After a security incident occurs, organizations have both internal and external reporting requirements. Although specific requirements vary by industry and region, there are several types of information that are commonly included:

  • Incident overview: Basic information about the incident, such as event timeline, affected systems, impact level, and discovery method. 
  • Indicators of compromise: Specific technical details like IP addresses, domain names, file hashes, log patterns, or other characteristics associated with the incident that can be used to detect future attacks related to the incident. 
  • TTPs: If applicable, the tactics, techniques, and procedures used by the attacker during the incident.
  • Threat actor information: If known, details about the malicious actor responsible for the attack.
  • Root cause and lessons learned: The root cause of the incident, measures that could have prevented it, and the ‘lessons learned’ that will inform future mitigations. Additionally, the tactics and techniques that were used to effect recovery that could be further improved in future incidents. 
  • Steps taken to contain and remediate: Actions taken to contain and remediate the incident, such as locking down privileged accounts, implementing the Principle of Least Privilege, and encrypting sensitive fields.

Desirable outcomes of incident response include removing the threat and securing the system to prevent similar problems in the future. Shield provides powerful prevention capabilities for your Salesforce data. It’s important to understand your data architecture so that data items can be correctly identified, labeled, encrypted, and secured. 

The updated functionality of Security Center provides a robust solution for governing security and compliance more efficiently, proactively, and comprehensively. Security Center ensures that: system access is understood and configured securely, sensitive data is properly classified and controlled, and high-risk activities are monitored and remediated.

Protecting data with the Principle of Least Privilege through Security Center can prevent many common mishaps. Identifying the data is critical to comply with data privacy regulations, but also for assessing the scale and severity of impact in case of a data leak, loss, or corruption. 

By consolidating security insights, configuration changes, and alerts from multiple Salesforce Orgs into a centralized console, Security Center facilitates incident analysis and reporting, streamlines risk mitigation activities, and enhances proactive audit capabilities.

Prevention is better than cure, but sometimes it still finds a way

While taking the steps above ‌can help decrease the likelihood of security incidents, no organization is invincible. Data loss and corruption, often resulting from human error, can happen. In fact, the SEC cybersecurity incident disclosure specifically addresses accidental data loss. Data loss and corruption could even be caused by end-user integrations gone wrong, resulting in inadvertent data exposure or damage. 

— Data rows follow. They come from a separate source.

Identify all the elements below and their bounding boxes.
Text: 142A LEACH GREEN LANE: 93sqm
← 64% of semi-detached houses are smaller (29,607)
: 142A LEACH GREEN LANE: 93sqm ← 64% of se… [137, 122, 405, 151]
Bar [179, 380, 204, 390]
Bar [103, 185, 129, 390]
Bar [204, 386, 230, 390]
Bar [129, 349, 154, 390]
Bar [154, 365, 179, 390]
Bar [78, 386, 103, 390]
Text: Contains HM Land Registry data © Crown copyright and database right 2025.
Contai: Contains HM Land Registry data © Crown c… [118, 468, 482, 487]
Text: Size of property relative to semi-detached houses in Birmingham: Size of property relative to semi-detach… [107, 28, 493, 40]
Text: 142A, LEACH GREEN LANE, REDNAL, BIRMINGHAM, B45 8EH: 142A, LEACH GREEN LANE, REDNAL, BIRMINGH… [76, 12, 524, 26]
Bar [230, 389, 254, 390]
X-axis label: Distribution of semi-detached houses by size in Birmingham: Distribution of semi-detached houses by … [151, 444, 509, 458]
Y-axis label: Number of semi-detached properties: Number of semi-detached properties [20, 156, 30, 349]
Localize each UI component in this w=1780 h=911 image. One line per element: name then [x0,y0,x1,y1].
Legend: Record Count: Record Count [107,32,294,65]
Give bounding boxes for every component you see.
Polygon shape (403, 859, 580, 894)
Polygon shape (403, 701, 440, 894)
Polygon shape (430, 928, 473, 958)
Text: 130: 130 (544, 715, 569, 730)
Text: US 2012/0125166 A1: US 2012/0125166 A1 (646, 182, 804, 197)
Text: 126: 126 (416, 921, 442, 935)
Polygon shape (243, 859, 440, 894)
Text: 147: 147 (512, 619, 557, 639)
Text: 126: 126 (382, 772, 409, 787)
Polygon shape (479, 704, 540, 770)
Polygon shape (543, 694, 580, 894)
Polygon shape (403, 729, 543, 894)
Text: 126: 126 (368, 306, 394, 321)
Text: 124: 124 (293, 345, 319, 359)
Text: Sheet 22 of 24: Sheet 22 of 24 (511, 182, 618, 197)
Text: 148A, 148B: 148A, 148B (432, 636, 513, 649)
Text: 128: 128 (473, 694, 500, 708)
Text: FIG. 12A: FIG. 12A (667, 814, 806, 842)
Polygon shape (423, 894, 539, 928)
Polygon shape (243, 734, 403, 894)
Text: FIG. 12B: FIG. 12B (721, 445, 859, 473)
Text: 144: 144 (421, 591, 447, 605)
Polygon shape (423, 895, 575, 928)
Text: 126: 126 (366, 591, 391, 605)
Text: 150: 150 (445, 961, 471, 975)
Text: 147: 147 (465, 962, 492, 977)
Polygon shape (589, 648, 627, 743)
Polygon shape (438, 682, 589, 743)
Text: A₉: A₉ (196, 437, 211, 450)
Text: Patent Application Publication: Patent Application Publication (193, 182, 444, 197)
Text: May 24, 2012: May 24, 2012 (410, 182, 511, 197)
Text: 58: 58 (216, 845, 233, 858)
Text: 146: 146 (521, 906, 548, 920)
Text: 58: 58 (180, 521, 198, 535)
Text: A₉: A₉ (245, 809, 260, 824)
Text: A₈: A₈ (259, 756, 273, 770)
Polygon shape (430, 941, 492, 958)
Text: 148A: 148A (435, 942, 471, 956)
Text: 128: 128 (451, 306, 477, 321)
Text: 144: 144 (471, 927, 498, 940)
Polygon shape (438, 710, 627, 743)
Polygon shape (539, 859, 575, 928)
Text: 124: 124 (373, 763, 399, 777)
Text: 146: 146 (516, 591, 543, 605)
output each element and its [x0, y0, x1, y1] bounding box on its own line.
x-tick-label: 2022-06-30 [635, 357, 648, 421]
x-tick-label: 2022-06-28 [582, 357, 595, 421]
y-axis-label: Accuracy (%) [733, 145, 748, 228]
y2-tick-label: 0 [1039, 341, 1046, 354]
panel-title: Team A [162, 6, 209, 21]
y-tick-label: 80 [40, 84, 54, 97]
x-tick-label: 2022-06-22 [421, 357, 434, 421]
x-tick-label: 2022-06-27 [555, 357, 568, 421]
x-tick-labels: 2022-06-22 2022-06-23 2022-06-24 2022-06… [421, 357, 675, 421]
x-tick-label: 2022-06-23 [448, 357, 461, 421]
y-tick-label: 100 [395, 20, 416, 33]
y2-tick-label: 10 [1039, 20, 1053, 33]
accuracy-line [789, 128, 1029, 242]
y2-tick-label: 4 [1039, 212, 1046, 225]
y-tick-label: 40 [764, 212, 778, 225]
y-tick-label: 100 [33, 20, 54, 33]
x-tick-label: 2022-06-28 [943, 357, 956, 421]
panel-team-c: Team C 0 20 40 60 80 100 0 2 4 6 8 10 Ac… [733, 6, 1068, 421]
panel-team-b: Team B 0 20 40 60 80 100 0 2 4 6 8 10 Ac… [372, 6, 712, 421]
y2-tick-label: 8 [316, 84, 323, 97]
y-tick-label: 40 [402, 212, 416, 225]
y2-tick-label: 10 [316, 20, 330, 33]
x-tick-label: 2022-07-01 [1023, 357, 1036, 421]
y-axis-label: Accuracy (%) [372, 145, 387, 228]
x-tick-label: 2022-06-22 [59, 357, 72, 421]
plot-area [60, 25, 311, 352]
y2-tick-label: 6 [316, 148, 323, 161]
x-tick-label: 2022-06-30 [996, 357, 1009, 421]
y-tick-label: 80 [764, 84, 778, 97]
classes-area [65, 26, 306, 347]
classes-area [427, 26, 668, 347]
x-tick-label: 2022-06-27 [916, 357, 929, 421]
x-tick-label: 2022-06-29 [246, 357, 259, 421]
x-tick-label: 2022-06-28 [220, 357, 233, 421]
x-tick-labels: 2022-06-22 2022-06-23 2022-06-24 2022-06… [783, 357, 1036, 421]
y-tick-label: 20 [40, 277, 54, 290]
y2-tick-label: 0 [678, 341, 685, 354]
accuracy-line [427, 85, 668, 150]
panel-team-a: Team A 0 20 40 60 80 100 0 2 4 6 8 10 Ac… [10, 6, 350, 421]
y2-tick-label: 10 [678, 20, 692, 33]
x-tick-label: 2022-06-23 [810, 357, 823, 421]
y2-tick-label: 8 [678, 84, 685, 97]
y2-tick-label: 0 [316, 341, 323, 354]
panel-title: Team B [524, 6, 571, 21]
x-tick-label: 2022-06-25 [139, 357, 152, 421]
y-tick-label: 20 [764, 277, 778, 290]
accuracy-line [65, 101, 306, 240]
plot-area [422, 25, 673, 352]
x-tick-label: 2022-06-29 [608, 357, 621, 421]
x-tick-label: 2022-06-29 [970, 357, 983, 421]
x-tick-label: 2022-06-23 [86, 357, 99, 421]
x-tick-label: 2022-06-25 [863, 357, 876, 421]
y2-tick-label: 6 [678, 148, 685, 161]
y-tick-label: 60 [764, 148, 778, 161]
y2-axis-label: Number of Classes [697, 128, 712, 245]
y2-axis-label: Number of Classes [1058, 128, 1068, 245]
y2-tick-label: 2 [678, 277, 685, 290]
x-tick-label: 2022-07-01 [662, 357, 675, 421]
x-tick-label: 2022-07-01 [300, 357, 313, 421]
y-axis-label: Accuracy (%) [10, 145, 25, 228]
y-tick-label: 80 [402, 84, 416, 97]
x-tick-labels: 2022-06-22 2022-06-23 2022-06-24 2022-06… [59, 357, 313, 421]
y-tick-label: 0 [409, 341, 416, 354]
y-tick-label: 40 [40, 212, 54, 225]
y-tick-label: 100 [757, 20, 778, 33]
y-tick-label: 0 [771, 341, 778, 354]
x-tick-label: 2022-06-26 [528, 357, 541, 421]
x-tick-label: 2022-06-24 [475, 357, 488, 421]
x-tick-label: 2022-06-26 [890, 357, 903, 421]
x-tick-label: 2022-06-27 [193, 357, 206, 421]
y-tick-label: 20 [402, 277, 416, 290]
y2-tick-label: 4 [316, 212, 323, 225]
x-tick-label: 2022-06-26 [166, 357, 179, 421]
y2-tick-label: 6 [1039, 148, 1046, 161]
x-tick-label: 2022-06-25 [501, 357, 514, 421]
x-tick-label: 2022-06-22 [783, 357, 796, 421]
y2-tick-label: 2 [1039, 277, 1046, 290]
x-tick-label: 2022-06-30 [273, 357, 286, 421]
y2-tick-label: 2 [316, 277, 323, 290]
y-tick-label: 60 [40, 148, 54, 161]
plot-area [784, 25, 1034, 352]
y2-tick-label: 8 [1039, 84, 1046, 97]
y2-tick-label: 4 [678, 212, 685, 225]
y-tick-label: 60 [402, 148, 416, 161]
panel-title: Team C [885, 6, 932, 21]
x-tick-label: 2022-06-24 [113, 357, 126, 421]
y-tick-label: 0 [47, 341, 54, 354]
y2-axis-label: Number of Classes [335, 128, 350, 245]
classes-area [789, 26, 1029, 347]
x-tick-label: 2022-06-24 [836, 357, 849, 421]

To protect against data loss or corruption, it’s essential to have automated backups of mission-critical data and metadata. Salesforce Backup & Recover enables rapid and precise restoration of Salesforce Orgs to a known state. Mission-critical, highly dynamic data can even be protected continuously. 

Smart Alerts automatically compare consecutive backups to detect deletion and corruption of valuable data, alerting customers of a problem that might otherwise go undetected and conversely, giving you peace of mind that data is protected and ready should the need arise.